Quando um animal silvestre é apreendido por agentes capacitados, como Ibama, Polícia Ambiental e Corpo de Bombeiros, ou, entregue espontaneamente por civis, primeiro ele é levado para o Centro de Triagem de Animais Silvestres (CETAS) mais próximo. O CETAS fica responsável pela recepção, identificação, marcação, triagem, avaliação, recuperação, reabilitação e destinação.

 

Após a avaliação realizada por biólogos e veterinários, alguns destes animais podem ser transferidos para Áreas de Soltura Monitoradas (ASM) para serem reintegrados à natureza,desde que esses ocorram naturalmente na região. Os demais animais, que precisam de cuidados adicionais, são encaminhados para a reabilitação.

 

Em alguns casos, alguns animais podem ser transferidos para instituições como mantenedores, que podem cuidar desses indivíduos por determinado período de tempo, até que ele seja incluído em um programa de soltura.

 

O tráfico impede a reintegração de inúmeros animais silvestres à natureza

 

O ato de traficar animais é uma prática extremamente cruel. A captura e o transporte dos espécimes são regados de brutalidade, e, por conta disso, muitos indivíduos resgatados tornam-se incapazes de retornar ao seu ambiente natural. Para esconder os animais durante  o transporte, os traficantes recorrem a métodos cruéis, como prender aves em garrafas plásticas, ou transportar vários animais juntos em pequenas caixas. Recorrem até mesmo à queima de olhos e outras barbaridades, para que os animais não se assustem facilmente e vocalizem, evitando assim, barulhos que possam chamar a atenção.

 

Um exemplo triste é a arara-vermelho Dodó, animal acolhido pelo Instituto Libio, que ficou cega dos dois olhos por conta de queimaduras intencionais com cigarro. Certamente, Dodó não tem chances de voltar à natureza e hoje vive junto a outra arara, cega de um olho, em um recinto adaptado à falta de visão: o teto e poleiros são baixos para que elas não se machuquem. 
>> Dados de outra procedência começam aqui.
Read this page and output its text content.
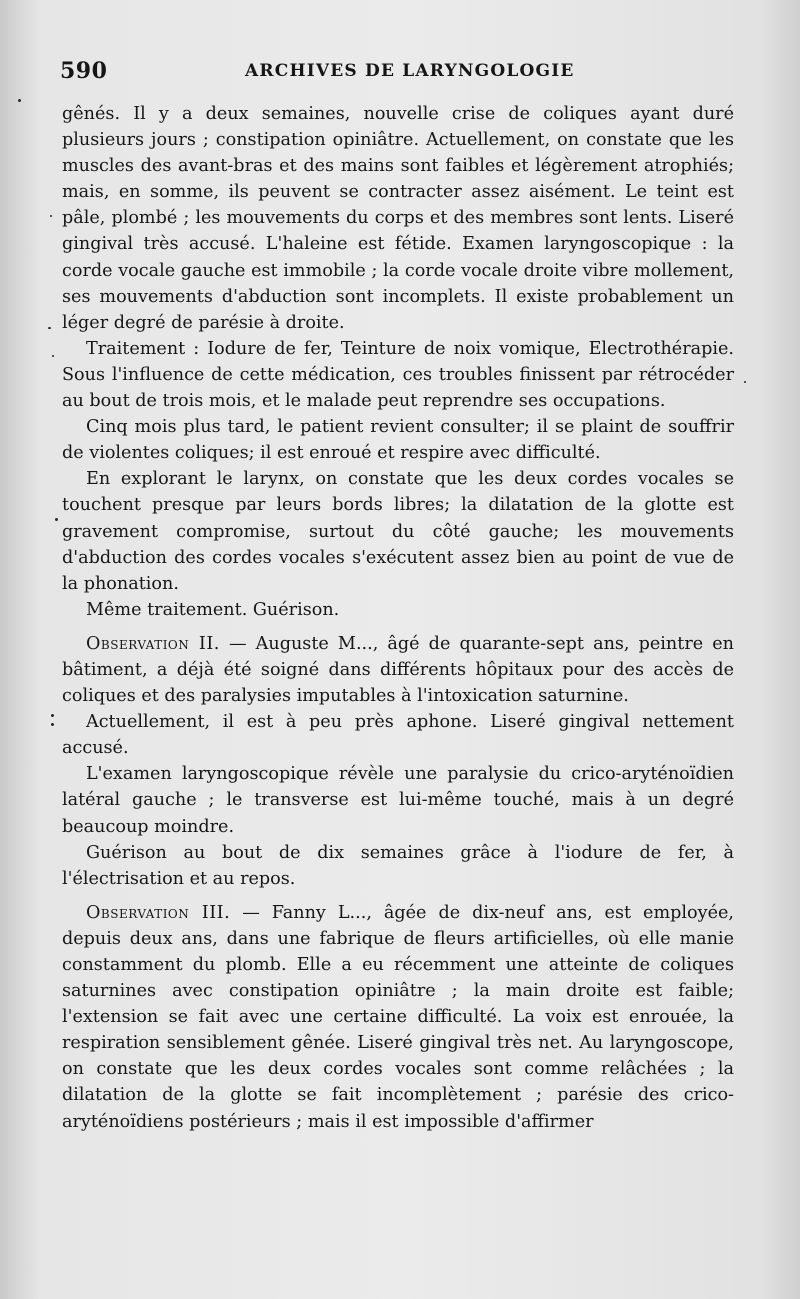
590	ARCHIVES DE LARYNGOLOGIE

gênés. Il y a deux semaines, nouvelle crise de coliques ayant duré plusieurs jours ; constipation opiniâtre. Actuellement, on constate que les muscles des avant-bras et des mains sont faibles et légèrement atrophiés; mais, en somme, ils peuvent se contracter assez aisément. Le teint est pâle, plombé ; les mouvements du corps et des membres sont lents. Liseré gingival très accusé. L'haleine est fétide. Examen laryngoscopique : la corde vocale gauche est immobile ; la corde vocale droite vibre mollement, ses mouvements d'abduction sont incomplets. Il existe probablement un léger degré de parésie à droite.

Traitement : Iodure de fer, Teinture de noix vomique, Electrothérapie. Sous l'influence de cette médication, ces troubles finissent par rétrocéder au bout de trois mois, et le malade peut reprendre ses occupations.

Cinq mois plus tard, le patient revient consulter; il se plaint de souffrir de violentes coliques; il est enroué et respire avec difficulté.

En explorant le larynx, on constate que les deux cordes vocales se touchent presque par leurs bords libres; la dilatation de la glotte est gravement compromise, surtout du côté gauche; les mouvements d'abduction des cordes vocales s'exécutent assez bien au point de vue de la phonation.

Même traitement. Guérison.

Observation II. — Auguste M..., âgé de quarante-sept ans, peintre en bâtiment, a déjà été soigné dans différents hôpitaux pour des accès de coliques et des paralysies imputables à l'intoxication saturnine.

Actuellement, il est à peu près aphone. Liseré gingival nettement accusé.

L'examen laryngoscopique révèle une paralysie du crico-aryténoïdien latéral gauche ; le transverse est lui-même touché, mais à un degré beaucoup moindre.

Guérison au bout de dix semaines grâce à l'iodure de fer, à l'électrisation et au repos.

Observation III. — Fanny L..., âgée de dix-neuf ans, est employée, depuis deux ans, dans une fabrique de fleurs artificielles, où elle manie constamment du plomb. Elle a eu récemment une atteinte de coliques saturnines avec constipation opiniâtre ; la main droite est faible; l'extension se fait avec une certaine difficulté. La voix est enrouée, la respiration sensiblement gênée. Liseré gingival très net. Au laryngoscope, on constate que les deux cordes vocales sont comme relâchées ; la dilatation de la glotte se fait incomplètement ; parésie des crico-aryténoïdiens postérieurs ; mais il est impossible d'affirmer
Não é de se espantar que essa atividade resulte na morte de 90% dos animais, devido a traumas e estresse durante a captura, maus-tratos, transporte em condições insalubres e à falta de cuidados adequados.

 

Dos 10% que sobrevivem, muitos vivem com sequelas físicas e até traumas psicológicos. As lesões físicas provocadas pelo tráfico frequentemente impossibilitam a sua soltura, devido ao comprometimento das habilidades naturais necessárias para viver na natureza. Ainda há os aspectos comportamentais, que também tornam-se um empecilho para o retorno à vida livre.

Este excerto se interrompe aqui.